Last updated: 22 Jul 2020

email-alert-api: Matching content to subscriber lists

Format of matching criteria

A subscriber list uses several fields to store the criteria which define how it matches published content:

JSON fields

  • links
  • tags

These fields contain a JSON object which maps keys to arrays of values, similar to the links hash on a content item. For example:

{
    "key_1": {
        "any": ["value_a", "value_b", "value_c"],
    }
    "key_2": {
        "all": ["value_x", "value_y"]
    }
}

Only one of these should be used on a given subscriber list. They can also both be empty {} if they aren't needed.

You can find a list of permitted tags in lib/valid_tags.rb.

For a published content item to match the subscriber list on these fields, the links/tags in the request to email-alert-api must include all of the keys. If the value includes any then at least one of the values in the array needs to match for each key. If the value includes all, then each value in the array needs to match.

links uses content ids and tags uses slugs - but the queries used on these fields don't care about that difference.

It's crucial that the key names stored in these JSON fields match the key names used in the requests to email-alert-api (which are usually the same as the ones on the content item itself - taxon_tree is an exception). It's easy to break existing subscriptions by renaming a field in the links hash on published content without updating the corresponding subscriber lists, which would mean that subscribers stop getting emails for that kind of content.

String fields

  • document_type
  • email_document_supertype
  • government_document_supertype

More than one of these can be used on a given subscriber list. The two supertype fields were added to support the migration of Whitehall subscriptions to email-alert-api.

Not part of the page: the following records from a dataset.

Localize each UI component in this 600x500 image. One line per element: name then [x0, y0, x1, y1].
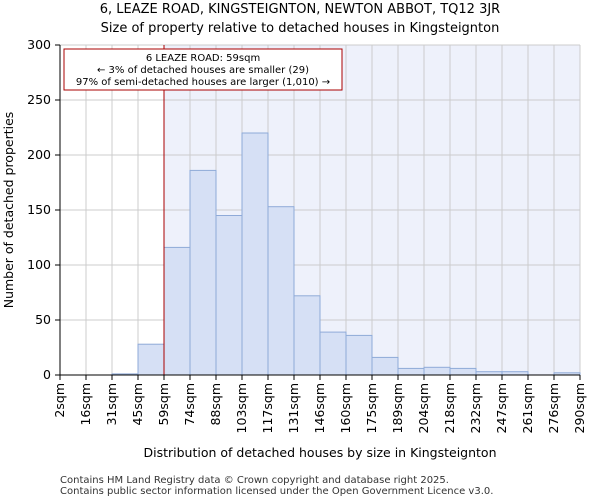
- y-tick-labels: 0 50 100 150 200 250 300: [27, 37, 51, 382]
- annotation-line-1: 6 LEAZE ROAD: 59sqm: [146, 53, 260, 64]
- y-tick-label: 100: [27, 257, 51, 272]
- x-tick-label: 45sqm: [130, 383, 145, 426]
- x-tick-label: 290sqm: [572, 383, 587, 433]
- footer-line-2: Contains public sector information licen…: [60, 486, 493, 497]
- bar-103sqm: [241, 132, 269, 376]
- bar-189sqm: [397, 367, 425, 376]
- bar-45sqm: [137, 343, 165, 376]
- bar-74sqm: [189, 169, 217, 376]
- x-tick-label: 247sqm: [494, 383, 509, 433]
- bar-59sqm: [163, 246, 191, 376]
- x-tick-label: 131sqm: [286, 383, 301, 433]
- annotation-box: [63, 48, 343, 91]
- x-tick-label: 189sqm: [390, 383, 405, 433]
- x-tick-label: 204sqm: [416, 383, 431, 433]
- bar-204sqm: [423, 366, 451, 376]
- bar-131sqm: [293, 295, 321, 376]
- y-tick-label: 250: [27, 92, 51, 107]
- x-tick-label: 175sqm: [364, 383, 379, 433]
- x-tick-label: 232sqm: [468, 383, 483, 433]
- bar-117sqm: [267, 206, 295, 376]
- y-tick-label: 150: [27, 202, 51, 217]
- x-tick-label: 160sqm: [338, 383, 353, 433]
- y-tick-label: 200: [27, 147, 51, 162]
- annotation-line-2: ← 3% of detached houses are smaller (29): [97, 65, 309, 76]
- chart-subtitle: Size of property relative to detached ho…: [101, 21, 500, 36]
- x-tick-label: 276sqm: [546, 383, 561, 433]
- axes: [55, 44, 581, 380]
- y-tick-label: 300: [27, 37, 51, 52]
- x-tick-label: 103sqm: [234, 383, 249, 433]
- y-tick-label: 50: [35, 312, 51, 327]
- x-tick-label: 16sqm: [78, 383, 93, 426]
- y-axis-label: Number of detached properties: [1, 112, 16, 309]
- bar-146sqm: [319, 331, 347, 376]
- bar-160sqm: [345, 334, 373, 376]
- bars: [111, 132, 581, 376]
- x-tick-label: 31sqm: [104, 383, 119, 426]
- x-tick-label: 117sqm: [260, 383, 275, 433]
- footer-line-1: Contains HM Land Registry data © Crown c…: [60, 475, 449, 486]
- y-tick-label: 0: [43, 367, 51, 382]
- bar-218sqm: [449, 367, 477, 376]
- x-tick-label: 74sqm: [182, 383, 197, 426]
- x-tick-label: 59sqm: [156, 383, 171, 426]
- x-axis-label: Distribution of detached houses by size …: [144, 445, 497, 460]
- bar-175sqm: [371, 356, 399, 376]
- annotation-line-3: 97% of semi-detached houses are larger (…: [76, 77, 330, 88]
- x-tick-label: 88sqm: [208, 383, 223, 426]
- x-tick-label: 261sqm: [520, 383, 535, 433]
- chart-title: 6, LEAZE ROAD, KINGSTEIGNTON, NEWTON ABB…: [100, 2, 500, 17]
- x-tick-label: 146sqm: [312, 383, 327, 433]
- x-tick-label: 218sqm: [442, 383, 457, 433]
- x-tick-labels: 2sqm 16sqm 31sqm 45sqm 59sqm 74sqm 88sqm 103sqm…: [52, 383, 587, 433]
- x-tick-label: 2sqm: [52, 383, 67, 418]
- bar-88sqm: [215, 215, 243, 376]
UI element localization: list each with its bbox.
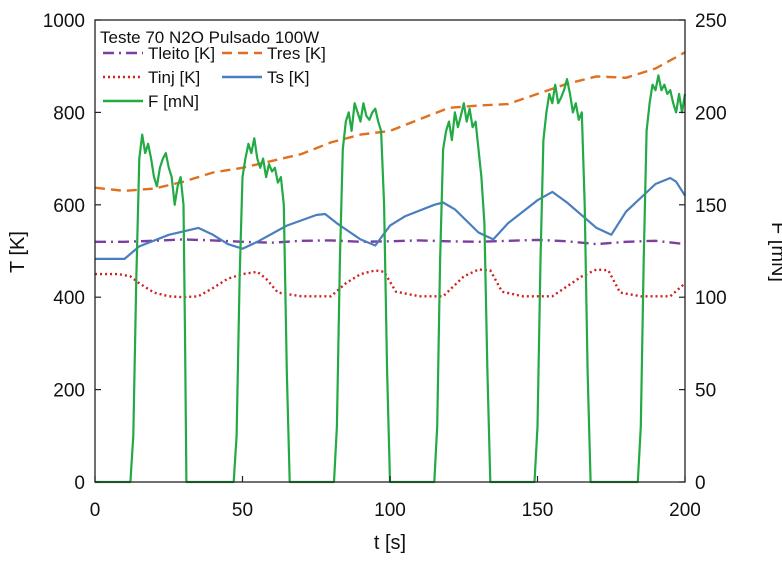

These fields are used in addition to or instead of links/tags on a given subscriber list. For example, a travel advice subscription for a particular country uses document_type and links -> countries, whereas the travel advice index subscription (which includes all countries) only uses document_type. See this wiki page for details of how each kind of subscription works.

Finding matches

The queries on subscriber lists power the two sides of the email system: subscribing and sending emails.

Subscribing

When a user is subscribing to something, the frontend app handling the email signup should use the API adapters find_or_create_subscriber_list method.

This first makes a GET request to find an existing subscriber list to use, and if one isn't found, it makes a POST request to create the desired subscriber list in email-alert-api.

GET /subscriber-lists?params... searches the database for an existing subscriber list which has exactly the same criteria as are given in the query params. The order of keys and the items within the arrays in links and tags doesn't matter.

Sending emails

When a POST /content-changes request is made to email-alert-api, the data in that request is used to find all subscriber lists in the database which it matches. The matching criteria on each list act as filters on the stream of published content: as long as the request includes at least one matching value for every key in the matching criteria on the subscriber list, an email will be sent to that list.